As the first phase of vaccine distribution continues to proceed, a heated debate has begun about the second phase of vaccine prioritisation, particularly with respect to the question of whether certain occupations, such as teachers and police officers amongst others, should be prioritised in the second phase. Indeed, the health secretary has stated that the government will look “very carefully” at prioritising shop workers – as well as teachers and police officers – for COVID vaccines. In this article, we will discuss moral and scientific reasons for and against different prioritisation strategies.

The first phase of the UK’s Joint Committee on Vaccination and Immunisation (JCVI)’s guidance on vaccine prioritisation outlined 9 priority groups. Together, these groups accommodated all individuals over the age of 50, frontline health and social care workers, care home residents and carers, clinically extremely vulnerable individuals, and individuals with pre-existing health conditions that put them at higher risk of disease and mortality. These individuals represent 99% of preventable mortality from COVID-19. Prioritising these groups for vaccination will mean that the distribution of vaccines in a period of scarcity will save the greatest number of lives possible.

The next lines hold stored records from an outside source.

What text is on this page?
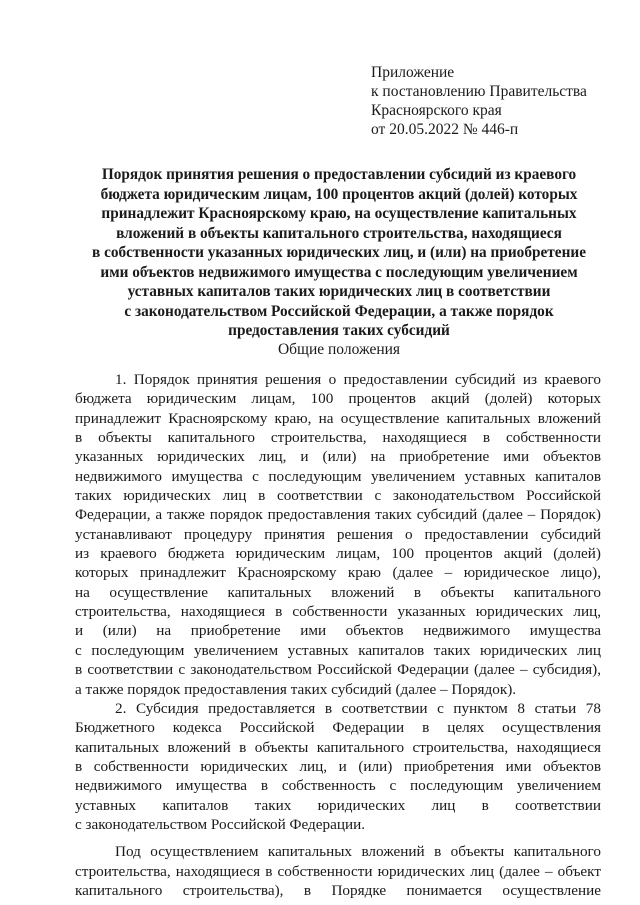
Приложение
к постановлению Правительства
Красноярского края
от 20.05.2022 № 446-п
Порядок принятия решения о предоставлении субсидий из краевого
бюджета юридическим лицам, 100 процентов акций (долей) которых
принадлежит Красноярскому краю, на осуществление капитальных
вложений в объекты капитального строительства, находящиеся
в собственности указанных юридических лиц, и (или) на приобретение
ими объектов недвижимого имущества с последующим увеличением
уставных капиталов таких юридических лиц в соответствии
с законодательством Российской Федерации, а также порядок
предоставления таких субсидий
Общие положения
1. Порядок принятия решения о предоставлении субсидий из краевого
бюджета юридическим лицам, 100 процентов акций (долей) которых
принадлежит Красноярскому краю, на осуществление капитальных вложений
в объекты капитального строительства, находящиеся в собственности
указанных юридических лиц, и (или) на приобретение ими объектов
недвижимого имущества с последующим увеличением уставных капиталов
таких юридических лиц в соответствии с законодательством Российской
Федерации, а также порядок предоставления таких субсидий (далее – Порядок)
устанавливают процедуру принятия решения о предоставлении субсидий
из краевого бюджета юридическим лицам, 100 процентов акций (долей)
которых принадлежит Красноярскому краю (далее – юридическое лицо),
на осуществление капитальных вложений в объекты капитального
строительства, находящиеся в собственности указанных юридических лиц,
и (или) на приобретение ими объектов недвижимого имущества
с последующим увеличением уставных капиталов таких юридических лиц
в соответствии с законодательством Российской Федерации (далее – субсидия),
а также порядок предоставления таких субсидий (далее – Порядок).
2. Субсидия предоставляется в соответствии с пунктом 8 статьи 78
Бюджетного кодекса Российской Федерации в целях осуществления
капитальных вложений в объекты капитального строительства, находящиеся
в собственности юридических лиц, и (или) приобретения ими объектов
недвижимого имущества в собственность с последующим увеличением
уставных капиталов таких юридических лиц в соответствии
с законодательством Российской Федерации.
Под осуществлением капитальных вложений в объекты капитального
строительства, находящиеся в собственности юридических лиц (далее – объект
капитального строительства), в Порядке понимается осуществление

In their initial guidance, the JCVI also suggested that a key focus for the second phase of vaccination could be on further preventing hospitalisation, and that this may require prioritising those in certain occupations. However, they also note that the occupations that should be prioritised for vaccination are considered an issue of policy, rather than an issue that the JCVI should advise on.

We shall suggest that the input of the JCVI is absolutely crucial to making an informed and balanced policy decision on this matter. But what policy should be pursued? Here, we outline some of the ethical considerations that bear on this policy decision.